Charles Broadwell

Publisher, The Fayetteville Observer

Fayetteville, NC

[NC-E 0101]


Like a fool in 1999, when I was the editor, and we were putting in this new press, and we had the U.S. Open golf tournament coming here, and we were planning all this end-of-the-century retrospective with big history based here, put out a huge, hundred-page sections and all this stuff that – I embarked on a series of oral history interviews. And I said, “OK. Well, I’ll do one.” And then it grew – they became 130-inch stories every Sunday in the Observer.

And it really – it took me back to my roots of why we’re here – that you’re telling these people’s stories, they’re sharing that with you and there something about the experience of allowing their words and then – I’m just kind of the shaper – that meant everything.

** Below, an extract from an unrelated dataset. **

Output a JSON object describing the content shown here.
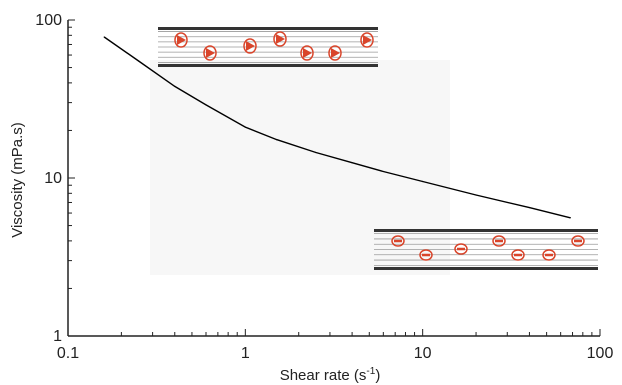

I eventually put [the interviews] into a book; it became these retrospectives – this slice of history here. And the response, I think – I mean I’ve covered a lot of bad stuff over the years: crime, accidents, tragedies, horrendous things – but things where people you’re interviewing – they’re brought tears. You – as supposedly this hardened journalist – that you start to tear up a little bit and then you get the response from readers like – this is somebody kinda’ putting his or her life out before the community.

And I’d say to be able to share that for 52 weeks during that year – it was a year like no other for me. I go back to that sometimes when you start to wonder or doubt about the role of the newspaper and all that. Just tell good stories, and I’ve gotta’ believe that somebody’s gonna’ want those stories, and we’ll figure out a way to take care of all this nasty business stuff.